The Hospital Readmissions Reduction Program, which is included in the Affordable Care Act (ACA), applies financial penalties to hospitals that have higher-than-expected readmission rates for targeted conditions. Some policy analysts worry that reductions in readmissions are being achieved by keeping returning patients in observation units instead of formally readmitting them to the hospital. We examined the changes in readmission rates and stays in observation units over time for targeted and nontargeted conditions and assessed whether hospitals that had greater increases in observation-service use had greater reductions in readmissions.

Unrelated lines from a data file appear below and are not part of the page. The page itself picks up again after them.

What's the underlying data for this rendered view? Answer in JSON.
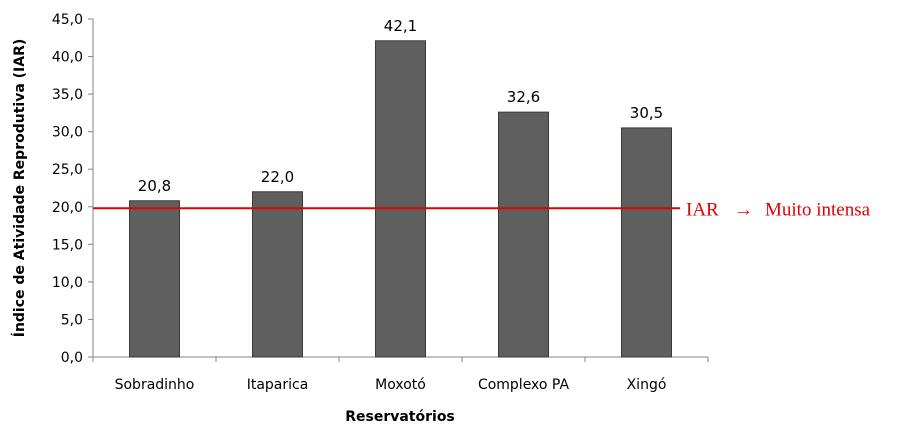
{
  "chart_data": {
    "type": "bar",
    "categories": [
      "Sobradinho",
      "Itaparica",
      "Moxotó",
      "Complexo PA",
      "Xingó"
    ],
    "values": [
      20.8,
      22.0,
      42.1,
      32.6,
      30.5
    ],
    "value_labels": [
      "20,8",
      "22,0",
      "42,1",
      "32,6",
      "30,5"
    ],
    "xlabel": "Reservatórios",
    "ylabel": "Índice de Atividade Reprodutiva (IAR)",
    "ylim": [
      0,
      45
    ],
    "yticks": [
      0,
      5,
      10,
      15,
      20,
      25,
      30,
      35,
      40,
      45
    ],
    "ytick_labels": [
      "0,0",
      "5,0",
      "10,0",
      "15,0",
      "20,0",
      "25,0",
      "30,0",
      "35,0",
      "40,0",
      "45,0"
    ],
    "grid": false,
    "legend": "none",
    "bar_color": "#5f5f5f",
    "reference_line": {
      "value": 19.8,
      "color": "#e00000",
      "label_prefix": "IAR",
      "arrow": "→",
      "label_suffix": "Muito intensa"
    }
  }
}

We compared monthly, hospital-level rates of readmission and observation-service use within 30 days after hospital discharge among Medicare elderly beneficiaries from October 2007 through May 2015. We used an interrupted time-series model to determine when trends changed and whether changes differed between targeted and nontargeted conditions. We assessed the correlation between changes in readmission rates and use of observation services after adoption of the ACA in March 2010.


We analyzed data from 3387 hospitals. From 2007 to 2015, readmission rates for targeted conditions declined from 21.5% to 17.8%, and rates for nontargeted conditions declined from 15.3% to 13.1%. Shortly after passage of the ACA, the readmission rate declined quickly, especially for targeted conditions, and then continued to fall at a slower rate after October 2012 for both targeted and nontargeted conditions. Stays in observation units for targeted conditions increased from 2.6% in 2007 to 4.7% in 2015, and rates for nontargeted conditions increased from 2.5% to 4.2%. Within hospitals, there was no significant association between changes in observation-unit stays and readmissions after implementation of the ACA.


Readmission trends are consistent with hospitals' responding to incentives to reduce readmissions, including the financial penalties for readmissions under the ACA. We did not find evidence that changes in observation-unit stays accounted for the decrease in readmissions.